Aunque la tasa de descarte no es útil por si sola para diagnosticar los problemas reproductivos, su interpretación es imprescindible por estar relacionada con los índices reproductivos y con problemas específicos de sub-fertilidad. Es muy afectada por la época y la oferta de alimentación. Todas las vacas eliminadas influencian la Eficiencia Reproductiva, de ahí que en los cálculos deben ser consideradas todas las vacas del inventario, es decir, el número  promedio  de vacas, en producción y secas, en los últimos  12 meses (o último mes) y el número de vacas eliminadas durante los últimos 12 meses (o el último mes) exclusivamente por causas vinculadas con la reproducción.

 La tasa media de eliminaciones por problemas reproductivos se obtiene dividiendo el número total de vacas eliminadas por problemas  reproductivos entre el número  promedio de vacas (lactantes + secas) en el inventario del rebaño x 100. La eliminación por problemas reproductivos no debe exceder el 5% del rebaño total. También es importante calcular la tasa total de eliminaciones incluyendo todos los causales incluso aquellos sin causa determinada. Ella no debería superar el 20%.

En conclusión, la decisión de que animales deben permanecer en el rebaño o la de adoptar una política agresiva de eliminación es una simple regla económica. Cada vaca debe ser vista por el empresario como un negocio que debe ser evaluado objetivamente por la capacidad de cada animal para crear un efectivo monetario rentable. Para asumir un cuadro preciso de las eliminaciones, las vacas eliminadas serán registradas indicando con claridad la causa de eliminación, incluyendo cuando es por la necesidad de ingresos monetarios.

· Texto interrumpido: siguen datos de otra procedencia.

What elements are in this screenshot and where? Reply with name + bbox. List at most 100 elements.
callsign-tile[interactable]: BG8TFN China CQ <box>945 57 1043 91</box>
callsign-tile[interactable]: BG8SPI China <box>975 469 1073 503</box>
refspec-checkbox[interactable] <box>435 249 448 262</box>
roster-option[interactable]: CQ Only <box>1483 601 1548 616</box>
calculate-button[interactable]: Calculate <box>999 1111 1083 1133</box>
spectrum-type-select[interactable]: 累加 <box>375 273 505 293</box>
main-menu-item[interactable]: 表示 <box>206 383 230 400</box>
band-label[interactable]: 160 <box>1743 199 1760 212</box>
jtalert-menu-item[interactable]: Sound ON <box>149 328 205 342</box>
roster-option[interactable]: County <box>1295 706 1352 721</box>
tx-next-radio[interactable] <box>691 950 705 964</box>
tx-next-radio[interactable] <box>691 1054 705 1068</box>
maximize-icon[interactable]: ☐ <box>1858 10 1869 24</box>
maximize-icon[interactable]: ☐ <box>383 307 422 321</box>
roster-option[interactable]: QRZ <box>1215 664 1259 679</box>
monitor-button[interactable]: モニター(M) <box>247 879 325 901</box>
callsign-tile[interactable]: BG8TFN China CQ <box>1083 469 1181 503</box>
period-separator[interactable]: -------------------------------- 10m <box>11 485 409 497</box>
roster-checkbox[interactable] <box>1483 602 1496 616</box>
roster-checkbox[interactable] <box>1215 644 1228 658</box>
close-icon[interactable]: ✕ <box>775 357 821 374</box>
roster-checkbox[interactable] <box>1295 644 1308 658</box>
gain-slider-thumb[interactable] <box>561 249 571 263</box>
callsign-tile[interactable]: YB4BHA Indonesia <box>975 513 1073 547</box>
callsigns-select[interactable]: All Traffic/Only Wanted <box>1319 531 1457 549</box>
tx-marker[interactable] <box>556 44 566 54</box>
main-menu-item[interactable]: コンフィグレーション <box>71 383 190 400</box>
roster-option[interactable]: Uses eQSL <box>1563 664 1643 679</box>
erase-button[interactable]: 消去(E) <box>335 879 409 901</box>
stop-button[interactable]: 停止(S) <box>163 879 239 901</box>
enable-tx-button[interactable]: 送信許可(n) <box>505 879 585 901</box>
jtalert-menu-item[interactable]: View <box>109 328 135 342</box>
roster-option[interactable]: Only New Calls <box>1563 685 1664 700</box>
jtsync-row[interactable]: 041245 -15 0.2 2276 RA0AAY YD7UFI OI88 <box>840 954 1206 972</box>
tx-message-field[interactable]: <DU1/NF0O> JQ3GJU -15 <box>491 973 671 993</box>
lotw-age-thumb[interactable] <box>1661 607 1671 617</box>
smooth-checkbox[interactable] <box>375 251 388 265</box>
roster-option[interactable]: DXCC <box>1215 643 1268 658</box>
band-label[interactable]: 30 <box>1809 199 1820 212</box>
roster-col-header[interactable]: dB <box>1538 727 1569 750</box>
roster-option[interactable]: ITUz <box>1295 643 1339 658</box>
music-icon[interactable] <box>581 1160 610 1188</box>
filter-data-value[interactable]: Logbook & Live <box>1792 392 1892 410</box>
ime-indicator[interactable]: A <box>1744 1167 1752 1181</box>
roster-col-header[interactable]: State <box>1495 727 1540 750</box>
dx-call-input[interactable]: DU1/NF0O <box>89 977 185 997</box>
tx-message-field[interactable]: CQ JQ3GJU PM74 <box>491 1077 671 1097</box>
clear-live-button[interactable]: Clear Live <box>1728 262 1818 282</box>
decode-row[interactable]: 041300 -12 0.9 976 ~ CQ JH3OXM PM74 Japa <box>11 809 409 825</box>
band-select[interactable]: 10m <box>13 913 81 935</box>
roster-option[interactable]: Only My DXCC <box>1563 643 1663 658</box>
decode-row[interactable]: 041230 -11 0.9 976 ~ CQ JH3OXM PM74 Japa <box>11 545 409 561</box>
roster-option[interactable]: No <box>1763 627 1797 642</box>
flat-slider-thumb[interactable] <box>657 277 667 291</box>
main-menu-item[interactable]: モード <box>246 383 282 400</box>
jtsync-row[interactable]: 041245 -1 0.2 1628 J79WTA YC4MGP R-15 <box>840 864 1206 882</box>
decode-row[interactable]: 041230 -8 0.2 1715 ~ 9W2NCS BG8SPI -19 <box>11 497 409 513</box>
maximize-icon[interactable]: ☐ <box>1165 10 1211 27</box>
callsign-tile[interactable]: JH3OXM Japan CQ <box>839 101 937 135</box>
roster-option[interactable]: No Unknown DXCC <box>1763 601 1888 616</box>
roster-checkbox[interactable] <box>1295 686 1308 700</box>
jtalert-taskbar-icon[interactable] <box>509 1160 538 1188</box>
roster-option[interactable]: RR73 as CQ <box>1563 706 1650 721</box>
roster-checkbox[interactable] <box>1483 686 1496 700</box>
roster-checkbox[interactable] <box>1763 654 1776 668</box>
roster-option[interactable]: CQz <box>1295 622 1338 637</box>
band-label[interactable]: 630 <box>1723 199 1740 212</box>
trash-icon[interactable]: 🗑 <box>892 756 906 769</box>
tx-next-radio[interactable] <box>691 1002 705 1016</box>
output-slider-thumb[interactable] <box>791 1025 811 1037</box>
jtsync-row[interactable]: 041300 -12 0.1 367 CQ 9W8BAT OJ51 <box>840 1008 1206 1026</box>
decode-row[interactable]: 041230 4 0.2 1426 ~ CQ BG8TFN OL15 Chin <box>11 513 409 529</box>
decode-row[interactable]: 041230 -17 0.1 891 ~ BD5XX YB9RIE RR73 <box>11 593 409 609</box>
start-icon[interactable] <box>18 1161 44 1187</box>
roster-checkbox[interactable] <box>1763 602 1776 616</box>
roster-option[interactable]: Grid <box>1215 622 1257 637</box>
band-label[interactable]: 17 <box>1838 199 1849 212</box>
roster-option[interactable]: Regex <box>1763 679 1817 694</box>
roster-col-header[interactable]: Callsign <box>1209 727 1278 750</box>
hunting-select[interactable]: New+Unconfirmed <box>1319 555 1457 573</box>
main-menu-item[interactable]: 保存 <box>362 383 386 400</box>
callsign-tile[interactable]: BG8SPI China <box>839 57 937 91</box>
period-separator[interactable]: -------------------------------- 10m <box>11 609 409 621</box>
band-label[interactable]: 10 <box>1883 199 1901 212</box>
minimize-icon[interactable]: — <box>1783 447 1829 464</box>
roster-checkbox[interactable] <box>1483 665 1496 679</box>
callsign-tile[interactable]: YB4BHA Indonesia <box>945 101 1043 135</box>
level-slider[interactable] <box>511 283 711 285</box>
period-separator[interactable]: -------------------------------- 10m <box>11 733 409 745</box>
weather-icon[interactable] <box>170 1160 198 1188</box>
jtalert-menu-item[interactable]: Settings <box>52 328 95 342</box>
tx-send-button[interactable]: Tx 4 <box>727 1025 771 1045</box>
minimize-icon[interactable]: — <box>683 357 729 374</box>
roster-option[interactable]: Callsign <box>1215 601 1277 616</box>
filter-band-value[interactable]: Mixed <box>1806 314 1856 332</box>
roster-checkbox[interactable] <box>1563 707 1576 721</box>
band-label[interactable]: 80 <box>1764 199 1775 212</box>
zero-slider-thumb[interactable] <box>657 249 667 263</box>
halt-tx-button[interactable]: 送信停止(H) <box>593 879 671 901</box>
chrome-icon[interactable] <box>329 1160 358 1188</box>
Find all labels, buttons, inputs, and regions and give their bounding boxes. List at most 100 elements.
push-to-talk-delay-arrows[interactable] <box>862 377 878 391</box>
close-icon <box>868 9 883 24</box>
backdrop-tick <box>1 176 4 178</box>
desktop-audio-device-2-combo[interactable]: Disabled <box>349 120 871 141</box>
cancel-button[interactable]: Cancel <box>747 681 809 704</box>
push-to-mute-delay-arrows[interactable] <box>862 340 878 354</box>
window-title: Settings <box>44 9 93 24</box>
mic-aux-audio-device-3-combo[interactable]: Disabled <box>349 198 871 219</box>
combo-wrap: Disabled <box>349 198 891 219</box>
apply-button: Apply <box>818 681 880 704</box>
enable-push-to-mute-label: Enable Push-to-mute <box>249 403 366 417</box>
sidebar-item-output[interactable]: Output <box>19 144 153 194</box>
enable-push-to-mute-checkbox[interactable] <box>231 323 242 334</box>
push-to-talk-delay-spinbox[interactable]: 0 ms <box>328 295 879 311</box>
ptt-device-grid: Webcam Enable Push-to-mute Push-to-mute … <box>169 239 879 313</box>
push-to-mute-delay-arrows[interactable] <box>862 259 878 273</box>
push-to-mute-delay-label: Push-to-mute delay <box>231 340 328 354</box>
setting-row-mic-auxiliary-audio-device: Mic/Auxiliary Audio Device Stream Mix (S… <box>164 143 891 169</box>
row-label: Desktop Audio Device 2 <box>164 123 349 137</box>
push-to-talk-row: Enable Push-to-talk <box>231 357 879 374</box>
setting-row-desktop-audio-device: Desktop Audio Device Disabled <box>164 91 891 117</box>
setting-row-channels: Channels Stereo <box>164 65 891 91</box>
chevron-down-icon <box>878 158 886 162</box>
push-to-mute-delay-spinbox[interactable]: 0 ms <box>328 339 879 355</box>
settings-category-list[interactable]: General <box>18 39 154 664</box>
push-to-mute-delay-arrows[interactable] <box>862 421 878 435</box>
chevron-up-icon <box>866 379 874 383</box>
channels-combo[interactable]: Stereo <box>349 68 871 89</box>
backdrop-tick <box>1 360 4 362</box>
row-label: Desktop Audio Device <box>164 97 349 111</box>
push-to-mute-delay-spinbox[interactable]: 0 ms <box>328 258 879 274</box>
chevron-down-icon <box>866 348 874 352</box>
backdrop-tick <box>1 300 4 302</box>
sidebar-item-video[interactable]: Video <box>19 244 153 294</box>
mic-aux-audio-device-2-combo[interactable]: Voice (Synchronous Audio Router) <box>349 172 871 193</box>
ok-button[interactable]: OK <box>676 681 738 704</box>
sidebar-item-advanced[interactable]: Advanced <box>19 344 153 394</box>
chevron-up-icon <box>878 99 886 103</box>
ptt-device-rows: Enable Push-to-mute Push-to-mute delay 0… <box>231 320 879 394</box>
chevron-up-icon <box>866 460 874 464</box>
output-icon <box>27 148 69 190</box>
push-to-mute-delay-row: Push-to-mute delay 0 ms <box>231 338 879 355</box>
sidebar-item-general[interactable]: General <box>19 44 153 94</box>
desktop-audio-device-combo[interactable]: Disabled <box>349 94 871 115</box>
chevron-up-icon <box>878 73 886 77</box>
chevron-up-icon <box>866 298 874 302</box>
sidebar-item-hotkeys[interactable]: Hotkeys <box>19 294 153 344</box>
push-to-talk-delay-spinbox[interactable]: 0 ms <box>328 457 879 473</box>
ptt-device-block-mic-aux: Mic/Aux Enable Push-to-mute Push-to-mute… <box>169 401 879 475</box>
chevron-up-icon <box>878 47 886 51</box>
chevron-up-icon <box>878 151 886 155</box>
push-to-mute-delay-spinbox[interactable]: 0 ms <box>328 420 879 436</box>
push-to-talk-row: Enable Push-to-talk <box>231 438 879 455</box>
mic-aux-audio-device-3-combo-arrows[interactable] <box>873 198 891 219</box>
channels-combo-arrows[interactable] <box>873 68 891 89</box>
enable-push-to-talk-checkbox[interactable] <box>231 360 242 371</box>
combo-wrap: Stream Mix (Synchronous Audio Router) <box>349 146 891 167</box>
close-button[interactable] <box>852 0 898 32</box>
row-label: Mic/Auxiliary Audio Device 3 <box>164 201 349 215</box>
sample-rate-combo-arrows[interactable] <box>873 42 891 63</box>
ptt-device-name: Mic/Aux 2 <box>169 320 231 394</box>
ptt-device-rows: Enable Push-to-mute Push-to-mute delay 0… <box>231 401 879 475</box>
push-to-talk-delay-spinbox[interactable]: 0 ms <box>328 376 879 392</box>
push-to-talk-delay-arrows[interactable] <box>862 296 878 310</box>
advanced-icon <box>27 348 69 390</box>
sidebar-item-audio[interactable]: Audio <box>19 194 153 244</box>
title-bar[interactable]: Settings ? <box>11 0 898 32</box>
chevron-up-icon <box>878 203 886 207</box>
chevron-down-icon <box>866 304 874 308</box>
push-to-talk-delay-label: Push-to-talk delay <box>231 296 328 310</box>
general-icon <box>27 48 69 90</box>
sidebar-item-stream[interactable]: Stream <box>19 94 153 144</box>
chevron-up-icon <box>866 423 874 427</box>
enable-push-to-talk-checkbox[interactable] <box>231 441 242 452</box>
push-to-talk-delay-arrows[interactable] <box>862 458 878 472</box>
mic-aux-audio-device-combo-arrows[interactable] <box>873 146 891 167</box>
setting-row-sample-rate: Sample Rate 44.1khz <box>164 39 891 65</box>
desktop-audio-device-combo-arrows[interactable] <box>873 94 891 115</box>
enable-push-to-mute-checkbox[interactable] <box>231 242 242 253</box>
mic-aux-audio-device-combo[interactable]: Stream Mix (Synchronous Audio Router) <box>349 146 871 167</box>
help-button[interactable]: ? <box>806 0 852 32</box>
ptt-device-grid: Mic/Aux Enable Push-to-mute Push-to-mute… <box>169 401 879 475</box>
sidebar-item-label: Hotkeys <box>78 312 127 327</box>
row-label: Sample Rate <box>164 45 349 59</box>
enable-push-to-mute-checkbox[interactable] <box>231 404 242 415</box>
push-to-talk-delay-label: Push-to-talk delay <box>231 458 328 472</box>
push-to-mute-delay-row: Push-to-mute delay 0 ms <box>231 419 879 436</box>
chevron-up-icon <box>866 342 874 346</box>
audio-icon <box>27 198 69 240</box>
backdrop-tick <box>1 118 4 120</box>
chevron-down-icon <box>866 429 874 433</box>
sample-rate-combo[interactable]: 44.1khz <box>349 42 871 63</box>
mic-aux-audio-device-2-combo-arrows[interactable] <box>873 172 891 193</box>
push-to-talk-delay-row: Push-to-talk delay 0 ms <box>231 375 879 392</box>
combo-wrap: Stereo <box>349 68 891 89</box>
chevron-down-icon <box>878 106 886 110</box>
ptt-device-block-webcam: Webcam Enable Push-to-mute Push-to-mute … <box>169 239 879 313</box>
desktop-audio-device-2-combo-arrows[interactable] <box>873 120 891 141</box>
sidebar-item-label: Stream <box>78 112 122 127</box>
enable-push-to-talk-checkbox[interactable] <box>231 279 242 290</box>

Las vacas vacías por largo periodo deben ser eliminadas  pues contribuyen a las mayores pérdidas económicas del rebaño las cuales incrementan conforme se alarga el periodo vacío perdiendo parte de su potencial productivo de por vida. No eliminar una vaca vacía en el momento indicado puede significar que se necesite de la producción de otra vaca para pagar su mantenimiento e ineficiencia. Cuando existen muchas vacas va- cías debe considerarse  que existen problemas de manejo o factores epidemiológicos reproductivos o sanitarios. La recomendación al igual que en el caso de vacas viejas debe ser su reemplazo por novillas seleccionadas por su mejor genética y crianza.

Tampoco es conveniente recargar la tasa de eliminaciones por problemas reproductivos, a menos que sea esencialmente necesario. En ganaderías DP, las principales causas de eliminación por problemas reproductivos son el anestro en novillas con edad y peso suficientes y en vacas posparto (sub-nutrición, amamantamiento, mayor producción) y las vacas repetidoras. El control de este problema permitiría eliminar más vacas por baja producción, lactancias reducidas y problemas de la ubre, más relacionados con una mayor heredabilidad que los problemas reproductivos. A su vez mejoraría la rentabilidad de la finca al aumentar la eficiencia productiva y reproductiva.